Moving to the Legal Realm
Because Feldman approaches law within the context of American intellectual life generally, he only treats legal developments after introducing the general intellectual current of the times. When he does so he stresses that the "legal theorists, again like the political theoriests, focused primarily on process, supported by an assumed social consensus about the acceptability of the American legal system (p. 119)." What did this process entail? Hart and Sacks' quotation on p. 120 and the discussion on p. 121 says the important things: process consists in "institutional settlement" expressing the consensus of lots of "duly's" (p.120) as well as the importance of "reasoned judicial elaboration"--i.e., opinions that lay out reasons for their results. Search as I might, I think these things are the major contributions of legal process. It doesn't seem to amount to much, but it is an attempt to carve out a role for the courts in the complex postwar world.*
[*I think Feldman misses the boat by not "proving" his point by reviewing the history and text of the federal Administrative Procedures Act in 5 USC 500 et seq. This act, which helped to create "the Administrative State," was passed just after WWII and serves as the basic means by which some 55 federal agencies adopt rules (and conduct hearings) to implement Congressional statutes. If there is any place where process is spelled out most fully in American law, it is through the cases interpreting the federal APA].
Fourth Stage Modernism--Crisis
Feldman seems to have a liking for the notion of crisis, and he sees it developing in the 1950s-1960s in the Warren Court. He focuses on the 1953 Brown v. Board of Education (the popular wisdom is that this was a completely positive decision in American life) and suggests that its mode of legal argumentation belied the central principle of reasoned elaboration of the legal process school. I don't know if you noted, in his discussion leading up to Brown, how he puts Stone's fn. 4 in Carolene Products into historical context (p. 124). It was not until I read Feldman's treatment of fn. 4 that I really understood its meaning in the context of providing an "exception" to the newly-developed deference of the Court (after 1937) toward FDR and the New Deal programs.
In any case, Feldman argues that Brown provoked considerable debate about whether there were or ought to be "neutral principles" of law underlying Supreme Court decisions. I think it was around this time that legal scholars/judges started throwing around the notion of the importance of making "principled" decisions. "Principled" decisions were those that had "reasoned elaboration." This kind of language is still omni-present in law. Witness Justice Antonin Scalia's attempt to wriggle out of the apparent conflict of interest he had in taking hunting trips with Vice-President Cheney when the Vice-President has a case or two before the Court. The Justice said that there was no "principled" reason for him not to do so. Whatever that means.
Moving to HLA Hart
HLA Hart is the name of a scholar, not a ship in the Royal Navy. He is credited with bringing jurisprudence from a rather arcane study only for a few law students to an important realm of discourse in law schools and universities alike. His book The Concept of Law (1960) contains not simply a criticism of legal positivism (of the Austin variety) but an attempt to articulate an "inclusive legal positivism" for the mid 20th century. I think that the best way to try to approach Hart in class is to take about 20 minutes to do "internet study" on him and then come back to share our results. There are five topics I would like you to research on Hart.

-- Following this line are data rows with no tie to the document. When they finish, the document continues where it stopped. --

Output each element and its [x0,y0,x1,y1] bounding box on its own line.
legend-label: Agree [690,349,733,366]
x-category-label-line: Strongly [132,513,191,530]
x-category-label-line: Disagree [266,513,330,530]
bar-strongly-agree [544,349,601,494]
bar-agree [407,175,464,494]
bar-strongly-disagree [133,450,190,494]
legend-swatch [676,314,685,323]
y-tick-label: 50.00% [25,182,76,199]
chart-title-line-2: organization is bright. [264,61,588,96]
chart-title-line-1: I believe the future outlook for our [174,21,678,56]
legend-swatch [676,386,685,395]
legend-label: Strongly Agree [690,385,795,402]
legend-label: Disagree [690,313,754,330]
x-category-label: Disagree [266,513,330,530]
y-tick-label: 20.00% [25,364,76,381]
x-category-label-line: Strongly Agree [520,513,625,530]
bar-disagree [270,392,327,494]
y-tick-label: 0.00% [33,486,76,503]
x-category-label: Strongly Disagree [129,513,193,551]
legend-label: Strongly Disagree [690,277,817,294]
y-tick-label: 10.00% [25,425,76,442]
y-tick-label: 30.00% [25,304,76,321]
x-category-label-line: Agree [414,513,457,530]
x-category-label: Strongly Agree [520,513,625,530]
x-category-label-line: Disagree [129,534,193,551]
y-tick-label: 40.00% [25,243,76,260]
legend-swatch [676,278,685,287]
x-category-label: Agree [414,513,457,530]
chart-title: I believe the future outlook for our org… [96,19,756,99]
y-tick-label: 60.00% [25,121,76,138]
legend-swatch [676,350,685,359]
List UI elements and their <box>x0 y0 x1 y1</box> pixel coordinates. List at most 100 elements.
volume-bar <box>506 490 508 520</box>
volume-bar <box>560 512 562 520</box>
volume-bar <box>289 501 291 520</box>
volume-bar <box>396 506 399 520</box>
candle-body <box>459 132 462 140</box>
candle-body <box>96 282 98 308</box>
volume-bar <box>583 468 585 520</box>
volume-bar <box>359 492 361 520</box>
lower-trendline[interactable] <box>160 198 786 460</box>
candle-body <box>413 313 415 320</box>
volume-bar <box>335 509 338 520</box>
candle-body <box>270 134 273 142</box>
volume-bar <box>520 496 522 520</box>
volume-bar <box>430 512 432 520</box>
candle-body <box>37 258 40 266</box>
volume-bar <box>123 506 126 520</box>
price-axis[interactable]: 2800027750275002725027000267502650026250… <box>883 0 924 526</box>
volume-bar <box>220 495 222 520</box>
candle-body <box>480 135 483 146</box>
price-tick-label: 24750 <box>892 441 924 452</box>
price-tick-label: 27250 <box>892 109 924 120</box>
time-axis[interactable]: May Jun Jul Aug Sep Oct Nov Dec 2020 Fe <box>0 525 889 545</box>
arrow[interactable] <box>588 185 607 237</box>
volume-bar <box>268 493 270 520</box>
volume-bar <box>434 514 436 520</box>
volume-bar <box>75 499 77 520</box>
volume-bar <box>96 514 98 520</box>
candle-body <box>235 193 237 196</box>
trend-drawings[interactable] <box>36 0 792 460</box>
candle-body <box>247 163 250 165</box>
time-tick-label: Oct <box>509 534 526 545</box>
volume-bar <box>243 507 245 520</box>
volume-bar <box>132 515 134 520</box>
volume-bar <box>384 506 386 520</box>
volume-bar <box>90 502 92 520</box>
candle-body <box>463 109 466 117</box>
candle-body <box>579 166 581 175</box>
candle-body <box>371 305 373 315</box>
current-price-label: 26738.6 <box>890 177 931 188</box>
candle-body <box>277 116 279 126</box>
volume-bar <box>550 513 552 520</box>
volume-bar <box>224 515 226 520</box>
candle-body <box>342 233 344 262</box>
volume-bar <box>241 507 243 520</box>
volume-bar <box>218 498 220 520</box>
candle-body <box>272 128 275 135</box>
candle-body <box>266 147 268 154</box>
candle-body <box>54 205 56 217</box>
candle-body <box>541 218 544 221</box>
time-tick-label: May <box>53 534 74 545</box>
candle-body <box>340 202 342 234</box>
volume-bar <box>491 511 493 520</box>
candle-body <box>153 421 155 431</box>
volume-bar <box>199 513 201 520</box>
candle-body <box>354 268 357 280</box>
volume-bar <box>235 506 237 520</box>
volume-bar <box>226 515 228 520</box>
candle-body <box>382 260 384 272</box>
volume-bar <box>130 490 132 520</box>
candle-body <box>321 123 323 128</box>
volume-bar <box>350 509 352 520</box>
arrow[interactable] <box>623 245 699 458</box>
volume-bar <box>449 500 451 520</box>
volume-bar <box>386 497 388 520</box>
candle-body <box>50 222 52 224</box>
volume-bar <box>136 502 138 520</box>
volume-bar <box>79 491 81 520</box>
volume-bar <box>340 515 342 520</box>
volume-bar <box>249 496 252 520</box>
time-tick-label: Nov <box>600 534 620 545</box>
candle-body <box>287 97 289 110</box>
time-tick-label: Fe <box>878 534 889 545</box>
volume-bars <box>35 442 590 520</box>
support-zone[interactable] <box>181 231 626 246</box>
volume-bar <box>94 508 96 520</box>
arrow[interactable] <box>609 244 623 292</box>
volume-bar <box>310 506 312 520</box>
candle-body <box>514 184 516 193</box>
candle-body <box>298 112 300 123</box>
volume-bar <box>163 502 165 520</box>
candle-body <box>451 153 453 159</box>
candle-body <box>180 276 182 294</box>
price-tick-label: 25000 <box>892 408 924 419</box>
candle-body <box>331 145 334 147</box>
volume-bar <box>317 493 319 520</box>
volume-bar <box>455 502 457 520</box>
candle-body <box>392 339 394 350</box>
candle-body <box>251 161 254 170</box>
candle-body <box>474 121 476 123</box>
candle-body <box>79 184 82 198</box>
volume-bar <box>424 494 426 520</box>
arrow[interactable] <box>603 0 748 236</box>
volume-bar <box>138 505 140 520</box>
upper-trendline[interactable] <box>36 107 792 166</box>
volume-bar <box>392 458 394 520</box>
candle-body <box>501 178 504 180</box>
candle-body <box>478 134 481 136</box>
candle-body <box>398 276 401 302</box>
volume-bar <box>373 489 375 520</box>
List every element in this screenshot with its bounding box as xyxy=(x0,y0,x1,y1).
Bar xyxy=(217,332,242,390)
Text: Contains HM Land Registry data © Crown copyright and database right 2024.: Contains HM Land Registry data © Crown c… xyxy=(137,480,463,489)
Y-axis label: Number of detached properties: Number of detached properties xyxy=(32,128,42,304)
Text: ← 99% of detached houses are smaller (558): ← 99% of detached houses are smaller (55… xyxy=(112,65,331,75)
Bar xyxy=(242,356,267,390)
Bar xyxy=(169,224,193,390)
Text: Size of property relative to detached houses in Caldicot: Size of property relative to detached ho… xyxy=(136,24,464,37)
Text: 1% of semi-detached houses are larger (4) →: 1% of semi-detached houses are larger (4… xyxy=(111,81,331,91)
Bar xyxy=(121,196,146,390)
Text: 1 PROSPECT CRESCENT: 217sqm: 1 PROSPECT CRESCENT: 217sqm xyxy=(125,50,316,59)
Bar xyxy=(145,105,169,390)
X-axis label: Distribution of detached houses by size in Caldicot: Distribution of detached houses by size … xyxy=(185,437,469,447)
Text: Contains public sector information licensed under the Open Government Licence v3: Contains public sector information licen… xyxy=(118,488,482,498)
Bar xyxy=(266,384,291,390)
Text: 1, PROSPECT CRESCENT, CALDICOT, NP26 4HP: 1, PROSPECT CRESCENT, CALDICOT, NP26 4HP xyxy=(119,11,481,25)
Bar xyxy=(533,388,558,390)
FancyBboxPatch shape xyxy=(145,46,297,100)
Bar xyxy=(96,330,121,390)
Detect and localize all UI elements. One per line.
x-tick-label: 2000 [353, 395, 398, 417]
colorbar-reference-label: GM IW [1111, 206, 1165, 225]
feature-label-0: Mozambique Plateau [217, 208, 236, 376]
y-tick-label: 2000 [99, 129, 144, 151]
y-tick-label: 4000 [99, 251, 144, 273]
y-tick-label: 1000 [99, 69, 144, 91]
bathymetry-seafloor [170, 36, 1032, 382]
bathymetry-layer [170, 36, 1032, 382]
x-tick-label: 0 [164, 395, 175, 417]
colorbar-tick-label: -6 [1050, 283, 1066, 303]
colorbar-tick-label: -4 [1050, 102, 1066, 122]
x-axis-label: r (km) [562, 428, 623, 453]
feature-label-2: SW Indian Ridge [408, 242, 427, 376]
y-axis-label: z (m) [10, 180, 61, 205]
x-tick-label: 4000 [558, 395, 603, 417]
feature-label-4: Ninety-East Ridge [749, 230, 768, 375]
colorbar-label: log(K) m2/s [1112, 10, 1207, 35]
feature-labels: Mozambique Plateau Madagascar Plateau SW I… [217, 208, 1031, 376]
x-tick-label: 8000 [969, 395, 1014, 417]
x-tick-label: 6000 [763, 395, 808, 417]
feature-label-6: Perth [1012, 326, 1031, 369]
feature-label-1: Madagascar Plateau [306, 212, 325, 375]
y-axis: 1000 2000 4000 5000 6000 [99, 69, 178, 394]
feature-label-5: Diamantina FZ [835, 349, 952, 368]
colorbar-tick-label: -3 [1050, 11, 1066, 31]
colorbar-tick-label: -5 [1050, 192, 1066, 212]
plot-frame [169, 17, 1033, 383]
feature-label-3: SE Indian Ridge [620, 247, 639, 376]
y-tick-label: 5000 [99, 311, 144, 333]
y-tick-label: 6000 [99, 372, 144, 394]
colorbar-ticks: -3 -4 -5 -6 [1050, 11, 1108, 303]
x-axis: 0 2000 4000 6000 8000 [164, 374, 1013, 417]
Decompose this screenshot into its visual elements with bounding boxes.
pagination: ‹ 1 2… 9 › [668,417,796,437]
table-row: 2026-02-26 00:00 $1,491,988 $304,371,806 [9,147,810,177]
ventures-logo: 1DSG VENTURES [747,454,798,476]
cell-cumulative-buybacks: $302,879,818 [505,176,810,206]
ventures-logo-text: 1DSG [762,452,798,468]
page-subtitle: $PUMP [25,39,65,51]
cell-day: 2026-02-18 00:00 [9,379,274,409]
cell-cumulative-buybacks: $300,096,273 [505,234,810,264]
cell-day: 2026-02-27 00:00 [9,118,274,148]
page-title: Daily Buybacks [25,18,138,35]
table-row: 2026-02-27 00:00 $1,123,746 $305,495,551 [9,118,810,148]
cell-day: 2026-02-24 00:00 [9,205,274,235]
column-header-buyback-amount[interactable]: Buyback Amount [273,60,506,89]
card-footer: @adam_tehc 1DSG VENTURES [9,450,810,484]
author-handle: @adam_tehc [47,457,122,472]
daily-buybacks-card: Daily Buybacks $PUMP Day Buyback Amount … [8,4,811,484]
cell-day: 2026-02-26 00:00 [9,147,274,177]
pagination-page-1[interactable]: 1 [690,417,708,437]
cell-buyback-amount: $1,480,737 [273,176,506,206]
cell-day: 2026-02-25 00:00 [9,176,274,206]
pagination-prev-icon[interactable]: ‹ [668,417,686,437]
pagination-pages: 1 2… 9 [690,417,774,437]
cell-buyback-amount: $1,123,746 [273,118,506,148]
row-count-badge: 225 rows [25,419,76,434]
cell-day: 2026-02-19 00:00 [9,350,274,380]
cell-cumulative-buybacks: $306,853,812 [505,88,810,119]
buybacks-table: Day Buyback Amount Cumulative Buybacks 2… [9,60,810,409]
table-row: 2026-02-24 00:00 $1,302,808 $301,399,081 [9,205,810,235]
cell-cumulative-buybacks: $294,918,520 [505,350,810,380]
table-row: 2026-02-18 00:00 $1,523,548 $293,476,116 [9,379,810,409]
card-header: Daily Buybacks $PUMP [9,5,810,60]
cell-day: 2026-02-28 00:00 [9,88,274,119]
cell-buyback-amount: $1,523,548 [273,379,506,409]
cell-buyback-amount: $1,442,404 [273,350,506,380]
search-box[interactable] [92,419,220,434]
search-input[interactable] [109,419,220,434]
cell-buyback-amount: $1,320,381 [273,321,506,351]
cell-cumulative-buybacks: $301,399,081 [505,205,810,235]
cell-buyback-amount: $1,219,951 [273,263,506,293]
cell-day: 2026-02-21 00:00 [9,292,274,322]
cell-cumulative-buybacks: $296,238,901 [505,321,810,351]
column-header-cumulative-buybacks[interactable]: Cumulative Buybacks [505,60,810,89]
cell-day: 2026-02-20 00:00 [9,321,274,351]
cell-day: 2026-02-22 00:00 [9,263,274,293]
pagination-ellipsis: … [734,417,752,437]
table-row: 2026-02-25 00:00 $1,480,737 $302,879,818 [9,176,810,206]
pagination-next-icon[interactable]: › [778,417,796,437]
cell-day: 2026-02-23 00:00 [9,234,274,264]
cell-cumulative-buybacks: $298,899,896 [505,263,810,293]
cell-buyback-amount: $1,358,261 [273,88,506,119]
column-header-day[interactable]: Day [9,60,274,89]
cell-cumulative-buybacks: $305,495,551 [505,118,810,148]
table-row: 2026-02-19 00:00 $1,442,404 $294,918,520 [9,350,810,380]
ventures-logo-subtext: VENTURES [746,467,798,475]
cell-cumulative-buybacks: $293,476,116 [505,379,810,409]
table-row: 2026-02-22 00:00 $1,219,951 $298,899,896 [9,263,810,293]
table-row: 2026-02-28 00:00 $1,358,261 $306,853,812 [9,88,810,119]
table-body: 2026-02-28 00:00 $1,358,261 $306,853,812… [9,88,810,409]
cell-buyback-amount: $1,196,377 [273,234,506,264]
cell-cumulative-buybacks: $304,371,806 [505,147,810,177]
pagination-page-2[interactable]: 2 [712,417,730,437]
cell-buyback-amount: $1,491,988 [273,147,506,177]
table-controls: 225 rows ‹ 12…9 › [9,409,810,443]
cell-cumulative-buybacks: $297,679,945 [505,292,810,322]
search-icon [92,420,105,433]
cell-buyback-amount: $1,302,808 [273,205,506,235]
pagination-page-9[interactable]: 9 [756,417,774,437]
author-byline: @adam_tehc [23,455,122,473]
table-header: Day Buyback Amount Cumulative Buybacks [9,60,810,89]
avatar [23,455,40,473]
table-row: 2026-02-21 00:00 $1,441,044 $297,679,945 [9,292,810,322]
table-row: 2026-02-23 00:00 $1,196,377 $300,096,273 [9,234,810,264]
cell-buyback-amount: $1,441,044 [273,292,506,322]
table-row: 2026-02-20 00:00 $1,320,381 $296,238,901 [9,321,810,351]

1. Tell me about his biography, significant writings, positions held, etc. As you know, I think it is absolutely crucial to try to understand a person's "location" in order to understand his or her work.
2. One of the purposes of the book is to criticize the legal positivism of John Austin (the rather dull but prolific disciple of Jeremy Bentham). How does he do so?
3. One of Hart's central concepts is the "rule of recognition" which all legal systems have or must have to be a legal system. What is the "rule of recognition?"
4. What is the "internal point of view" and how does it function in Hart's jurisprudence?
5. Compare and contrast Exclusive and Inclusive Legal Positivism.
In addition, I am always open to your finding interesting things about Hart (or anyone we study, for that matter) that may shape his perspective.